なお、世界はあなたの頭の中にある物語からこちらが一つずつ選びます
どうぞ、色々な世界を拝見し、見聞をお広めください



ふるふる、と手が震える。思考が追い付かない。なんだ、これは。



死亡等のイレギュラーが発生した場合、次の世界で一度行った世界の能力をそのまま引き継ぎできるようにします
その際、その世界の能力に合ったものに変わりますのでご注意ください

電子音が聞こえたと思うと、目の前に肩幅くらいのパネルが現れた。
体力、知力、魔力、魅力、能力と書かれ、グラフ型になっていた。現在は全て1になっているが、5段階になっているらしい。1から5に引っ張ろうとしたが、全く動かなかった。

ぱりん、と音がするとガラスのように砕けてパネルが消える。
「ふざけてる!!」
緋は激昂した。
「早く家に帰して!!何でこんな目に遭わなくちゃいけないの!?何もしてないでしょ!!」
開けっ放しの本を見るともう一度文字が浮かび上がる。



あなたは、帰れません



嫌がらせのように、太いマジックで書かれていた。緋はそれを見てまた叫ぶ。
「なんでよ!!こんな所で生きていけるわけないでしょ!!」



その正の字は、貴方のご想像の通りです
世界への派遣を拒否したお方が、その数字の日数でお亡くなりになりました


ご遺体は、こちらで処分しました




「!!」
背筋が凍った。緋は目を見開く。もう、常識では考えられないことが自分に起きている。正の字は6で止まっていた。6日しか、生きられなかったのか。いや、書く気力も無くなり、もっと前に亡くなったかもしれない。
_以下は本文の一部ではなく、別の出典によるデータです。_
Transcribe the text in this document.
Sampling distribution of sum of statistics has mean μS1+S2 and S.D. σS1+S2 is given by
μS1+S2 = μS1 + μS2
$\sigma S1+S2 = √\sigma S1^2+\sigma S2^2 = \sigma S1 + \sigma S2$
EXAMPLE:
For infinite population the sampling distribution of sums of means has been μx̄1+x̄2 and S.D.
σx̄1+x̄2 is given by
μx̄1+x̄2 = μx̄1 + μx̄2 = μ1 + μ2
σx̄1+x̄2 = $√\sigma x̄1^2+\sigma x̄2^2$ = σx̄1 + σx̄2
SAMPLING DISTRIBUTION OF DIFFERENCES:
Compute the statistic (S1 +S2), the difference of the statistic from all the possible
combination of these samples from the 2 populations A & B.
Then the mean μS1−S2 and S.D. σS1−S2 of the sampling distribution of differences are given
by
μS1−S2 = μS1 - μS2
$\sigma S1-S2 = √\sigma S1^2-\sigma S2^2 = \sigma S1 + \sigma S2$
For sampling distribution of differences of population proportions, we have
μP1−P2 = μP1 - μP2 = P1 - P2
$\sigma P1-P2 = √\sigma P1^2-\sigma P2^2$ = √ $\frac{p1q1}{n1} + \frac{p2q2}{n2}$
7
ぽとぽと、と涙が零れた。帰りたい。早く暖かい布団で寝たい。これは夢だ。夢なんだ。



世界に行きますか?



「行かないっ」
文字はすっと消え、また書かれた。



これで最後です
世界に、いきますか?




悪寒がする。拒否すると、多分、私はここで死ぬのだろう。
こんな訳も分からないあばら家で、どこかも分からない島で、無様に野垂れ死んで。

体が震える。嫌だ。死にたくない。
カタカタと歯が震えるのは、きっと寒さのせいじゃない。緋が行かないと、次は近しい人になる。誰になるのだろう。父?母?弟?自分が死んだ後、彼らのうちの誰かが連れて来られる。そしてこの問答を繰り返すのだろう。

―――世界を見たら、帰れるのだろうか

こんな寒い場所は嫌だ。緋は震える声で本に聞いた
「世界見終わったら、帰れる?」
本は何も反応しなかった。
「・・・」
こんなところで死ぬくらいなら。世界を周りながら帰れる方法を探そう。それがいい。死ぬのは、怖い。
「行く」
囁くように言えば、本が一枚ぱらりと捲れた。







ようこそ 世界へ


緋の意識はそこで途切れた。崩れるように倒れた緋の身体を、誰かの暖かい手が支えた。